実行中の状態が継続している場合、考えなくてはならない点に「実行環境の障害対策」が出てきます。例えば実行中にハードウェアな障害が発生したので、その際に実行していたワークフローは全てリセットされました、では非常に困るわけです。それを回避するためにも意識的に永続化を行い、ある時点の状態にまで復元できるようにする必要があります。
ワークフローを永続化するためには条件があり、「ワークフローがアイドル(待機)状態であること」というのを適えている事が必要です。このアイドル状態というのは Delay アクティビティで明示的な待機状態にしている場合や、カスタマイズしたアクティビティ内部で「現在は待機状態です」というステータスを返却した場合などがあります。またワークフローを実行する際には何通りか方法があることは前述しましたが、WorkflowInvoker を利用している場合は永続化が行えません。
それらを踏まえた上で永続化に対応するには次の点に対応する必要があります。
- インスタンスストアの指定
WorkflowApplication 等で永続化を行うには WorkflowApplication.InstanceStore プロパティに永続化を行うためのクラスを指定する必要があります。SQL Server で永続化を行う場合、SqlWorkflowInstanceStore クラスがあらかじめ用意されているのでこれを利用します。
1: Dim persistInstance As DurableInstancing.SqlWorkflowInstanceStore = Nothing2: Dim conBuild As New System.Data.SqlClient.SqlConnectionStringBuilder3: conBuild.DataSource = "127.0.0.1\SQLEXPRESS"
4: conBuild.InitialCatalog = "WF4"
5: conBuild.IntegratedSecurity = True
6: persistInstance = New DurableInstancing.SqlWorkflowInstanceStore(conBuild.ToString)
7:
大体このような感じで利用できます。
- WorkflowApplication.PersistableIdle イベントの対応
PersistableIdle イベントは WorkflowApplication にて実行中のワークフローで永続化可能なアイドル状態が発生した際に通知されるイベントです。このイベントが発生した際に、永続化を行うステータスを返却します。

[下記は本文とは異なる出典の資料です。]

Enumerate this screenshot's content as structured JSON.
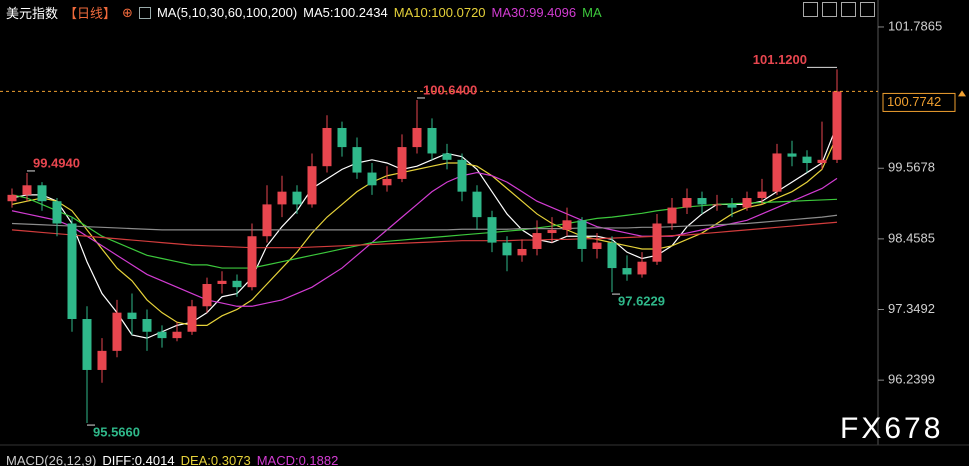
{
  "chart_data": {
    "type": "candlestick",
    "title": "美元指数",
    "period": "【日线】",
    "indicator": "MA(5,10,30,60,100,200)",
    "up_color": "#e8464f",
    "down_color": "#2fb88a",
    "ylim": [
      95.3,
      102.21
    ],
    "yticks": [
      {
        "value": 101.7865,
        "label": "101.7865"
      },
      {
        "value": 99.5678,
        "label": "99.5678"
      },
      {
        "value": 98.4585,
        "label": "98.4585"
      },
      {
        "value": 97.3492,
        "label": "97.3492"
      },
      {
        "value": 96.2399,
        "label": "96.2399"
      }
    ],
    "ohlc": [
      [
        99.05,
        99.25,
        98.95,
        99.15
      ],
      [
        99.15,
        99.494,
        99.05,
        99.3
      ],
      [
        99.3,
        99.35,
        98.9,
        99.05
      ],
      [
        99.05,
        99.1,
        98.5,
        98.7
      ],
      [
        98.7,
        98.8,
        97.0,
        97.2
      ],
      [
        97.2,
        97.4,
        95.566,
        96.4
      ],
      [
        96.4,
        96.9,
        96.2,
        96.7
      ],
      [
        96.7,
        97.5,
        96.6,
        97.3
      ],
      [
        97.3,
        97.6,
        96.95,
        97.2
      ],
      [
        97.2,
        97.35,
        96.7,
        97.0
      ],
      [
        97.0,
        97.1,
        96.75,
        96.9
      ],
      [
        96.9,
        97.15,
        96.85,
        97.0
      ],
      [
        97.0,
        97.5,
        96.95,
        97.4
      ],
      [
        97.4,
        97.85,
        97.3,
        97.75
      ],
      [
        97.75,
        97.95,
        97.6,
        97.8
      ],
      [
        97.8,
        97.9,
        97.55,
        97.7
      ],
      [
        97.7,
        98.7,
        97.65,
        98.5
      ],
      [
        98.5,
        99.3,
        98.4,
        99.0
      ],
      [
        99.0,
        99.45,
        98.8,
        99.2
      ],
      [
        99.2,
        99.3,
        98.85,
        99.0
      ],
      [
        99.0,
        99.8,
        98.95,
        99.6
      ],
      [
        99.6,
        100.4,
        99.5,
        100.2
      ],
      [
        100.2,
        100.3,
        99.75,
        99.9
      ],
      [
        99.9,
        100.05,
        99.4,
        99.5
      ],
      [
        99.5,
        99.65,
        99.15,
        99.3
      ],
      [
        99.3,
        99.6,
        99.2,
        99.4
      ],
      [
        99.4,
        100.1,
        99.35,
        99.9
      ],
      [
        99.9,
        100.64,
        99.8,
        100.2
      ],
      [
        100.2,
        100.35,
        99.7,
        99.8
      ],
      [
        99.8,
        99.95,
        99.55,
        99.7
      ],
      [
        99.7,
        99.8,
        99.05,
        99.2
      ],
      [
        99.2,
        99.3,
        98.6,
        98.8
      ],
      [
        98.8,
        98.9,
        98.25,
        98.4
      ],
      [
        98.4,
        98.5,
        97.95,
        98.2
      ],
      [
        98.2,
        98.45,
        98.1,
        98.3
      ],
      [
        98.3,
        98.75,
        98.2,
        98.55
      ],
      [
        98.55,
        98.8,
        98.4,
        98.6
      ],
      [
        98.6,
        98.95,
        98.5,
        98.75
      ],
      [
        98.75,
        98.8,
        98.1,
        98.3
      ],
      [
        98.3,
        98.55,
        98.15,
        98.4
      ],
      [
        98.4,
        98.5,
        97.6229,
        98.0
      ],
      [
        98.0,
        98.2,
        97.8,
        97.9
      ],
      [
        97.9,
        98.25,
        97.85,
        98.1
      ],
      [
        98.1,
        98.85,
        98.05,
        98.7
      ],
      [
        98.7,
        99.1,
        98.6,
        98.95
      ],
      [
        98.95,
        99.25,
        98.85,
        99.1
      ],
      [
        99.1,
        99.2,
        98.85,
        99.0
      ],
      [
        99.0,
        99.15,
        98.9,
        99.0
      ],
      [
        99.0,
        99.1,
        98.8,
        98.95
      ],
      [
        98.95,
        99.2,
        98.9,
        99.1
      ],
      [
        99.1,
        99.4,
        99.0,
        99.2
      ],
      [
        99.2,
        99.95,
        99.15,
        99.8
      ],
      [
        99.8,
        100.0,
        99.6,
        99.75
      ],
      [
        99.75,
        99.85,
        99.5,
        99.65
      ],
      [
        99.65,
        100.3,
        99.55,
        99.7
      ],
      [
        99.7,
        101.12,
        99.65,
        100.7742
      ]
    ],
    "series": [
      {
        "name": "MA5:100.2434",
        "color": "#ffffff",
        "values": [
          99.1,
          99.15,
          99.15,
          99.05,
          98.7,
          98.1,
          97.6,
          97.3,
          96.95,
          96.9,
          97.0,
          97.1,
          97.15,
          97.3,
          97.55,
          97.6,
          97.85,
          98.35,
          98.65,
          98.9,
          99.25,
          99.4,
          99.55,
          99.65,
          99.7,
          99.65,
          99.55,
          99.6,
          99.7,
          99.8,
          99.75,
          99.55,
          99.2,
          98.85,
          98.6,
          98.45,
          98.4,
          98.5,
          98.5,
          98.5,
          98.45,
          98.25,
          98.15,
          98.2,
          98.35,
          98.65,
          98.85,
          99.0,
          99.0,
          99.0,
          99.05,
          99.2,
          99.35,
          99.5,
          99.65,
          100.2434
        ]
      },
      {
        "name": "MA10:100.0720",
        "color": "#e6d23a",
        "values": [
          99.0,
          99.05,
          99.1,
          99.05,
          98.9,
          98.6,
          98.3,
          98.0,
          97.8,
          97.5,
          97.3,
          97.15,
          97.1,
          97.1,
          97.25,
          97.35,
          97.5,
          97.75,
          98.0,
          98.25,
          98.55,
          98.8,
          99.0,
          99.2,
          99.35,
          99.45,
          99.5,
          99.55,
          99.6,
          99.65,
          99.65,
          99.6,
          99.45,
          99.25,
          99.05,
          98.85,
          98.7,
          98.6,
          98.5,
          98.45,
          98.4,
          98.35,
          98.3,
          98.3,
          98.35,
          98.45,
          98.55,
          98.7,
          98.85,
          98.95,
          99.0,
          99.1,
          99.2,
          99.35,
          99.55,
          100.072
        ]
      },
      {
        "name": "MA30:99.4096",
        "color": "#d23cd2",
        "values": [
          98.9,
          98.85,
          98.8,
          98.75,
          98.65,
          98.5,
          98.35,
          98.2,
          98.05,
          97.9,
          97.8,
          97.7,
          97.6,
          97.5,
          97.45,
          97.4,
          97.4,
          97.45,
          97.5,
          97.6,
          97.7,
          97.85,
          98.0,
          98.2,
          98.4,
          98.6,
          98.8,
          99.0,
          99.2,
          99.35,
          99.45,
          99.5,
          99.45,
          99.35,
          99.2,
          99.05,
          98.95,
          98.85,
          98.75,
          98.65,
          98.6,
          98.55,
          98.5,
          98.5,
          98.5,
          98.55,
          98.6,
          98.65,
          98.7,
          98.75,
          98.85,
          98.95,
          99.05,
          99.15,
          99.25,
          99.4096
        ]
      },
      {
        "name": "MA",
        "color": "#3cc83c",
        "values": [
          99.15,
          99.1,
          99.0,
          98.9,
          98.8,
          98.65,
          98.5,
          98.4,
          98.3,
          98.2,
          98.15,
          98.1,
          98.05,
          98.05,
          98.0,
          98.0,
          98.0,
          98.05,
          98.1,
          98.15,
          98.2,
          98.25,
          98.3,
          98.35,
          98.4,
          98.42,
          98.44,
          98.46,
          98.48,
          98.5,
          98.52,
          98.54,
          98.56,
          98.58,
          98.6,
          98.63,
          98.66,
          98.7,
          98.74,
          98.78,
          98.8,
          98.83,
          98.86,
          98.9,
          98.93,
          98.96,
          98.98,
          99.0,
          99.01,
          99.02,
          99.03,
          99.04,
          99.05,
          99.06,
          99.07,
          99.08
        ]
      },
      {
        "color": "#d23c3c",
        "values": [
          98.6,
          98.58,
          98.56,
          98.54,
          98.52,
          98.5,
          98.48,
          98.46,
          98.44,
          98.42,
          98.4,
          98.38,
          98.36,
          98.35,
          98.34,
          98.33,
          98.32,
          98.32,
          98.32,
          98.32,
          98.33,
          98.34,
          98.35,
          98.36,
          98.37,
          98.38,
          98.39,
          98.4,
          98.41,
          98.42,
          98.43,
          98.43,
          98.43,
          98.43,
          98.44,
          98.44,
          98.45,
          98.45,
          98.46,
          98.46,
          98.47,
          98.48,
          98.49,
          98.5,
          98.51,
          98.52,
          98.54,
          98.56,
          98.58,
          98.6,
          98.62,
          98.64,
          98.66,
          98.68,
          98.7,
          98.72
        ]
      },
      {
        "color": "#8c8c8c",
        "values": [
          98.7,
          98.69,
          98.68,
          98.67,
          98.66,
          98.65,
          98.64,
          98.63,
          98.62,
          98.61,
          98.6,
          98.6,
          98.6,
          98.6,
          98.6,
          98.6,
          98.6,
          98.6,
          98.6,
          98.6,
          98.6,
          98.6,
          98.6,
          98.6,
          98.6,
          98.6,
          98.6,
          98.6,
          98.6,
          98.6,
          98.61,
          98.61,
          98.61,
          98.61,
          98.62,
          98.62,
          98.62,
          98.62,
          98.63,
          98.63,
          98.63,
          98.63,
          98.64,
          98.64,
          98.65,
          98.66,
          98.67,
          98.68,
          98.69,
          98.7,
          98.72,
          98.74,
          98.76,
          98.78,
          98.8,
          98.83
        ]
      }
    ],
    "extremes": [
      {
        "value": 101.12,
        "label": "101.1200"
      },
      {
        "value": 100.64,
        "label": "100.6400"
      },
      {
        "value": 99.494,
        "label": "99.4940"
      },
      {
        "value": 95.566,
        "label": "95.5660"
      },
      {
        "value": 97.6229,
        "label": "97.6229"
      }
    ],
    "last_price": {
      "value": 100.7742,
      "label": "100.7742"
    },
    "last_color": "#f0a030",
    "macd_labels": [
      {
        "text": "MACD(26,12,9)",
        "color": "#cccccc"
      },
      {
        "text": "DIFF:0.4014",
        "color": "#ffffff"
      },
      {
        "text": "DEA:0.3073",
        "color": "#e6d23a"
      },
      {
        "text": "MACD:0.1882",
        "color": "#d23cd2"
      }
    ],
    "watermark": "FX678"
  }
}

1: Private Function PersistableIdle(ByVal e As WorkflowApplicationIdleEventArgs) As PersistableIdleAction2: Return PersistableIdleAction.Persist
3: End Function
ここで返却できる値は Persist の他に None (永続化しない)、Unload (インスタンスも永続化する) があります。それらの挙動についてはまた別の機会で書こうと思います。このメソッドを WorkflowApplication.PersistableIdle プロパティに設定します。
- ワークフローでアイドル状態を発生させる
先程の Delay アクティビティとかもそうですが、もう一つ明示的に永続化を指定するために Persist アクティビティがあります。
見ていただくとわかるのですが、ワークフロー上に配置するだけという簡素なアクティビティです。制御がこのアクティビティに来たタイミングで PersistableIdle イベントが発生し、そこからの戻り値により永続化が WorkflowApplication.InstanceStore プロパティに設定されているクラスに指示されます。
永続化を利用するには、これだけの処理で可能となります。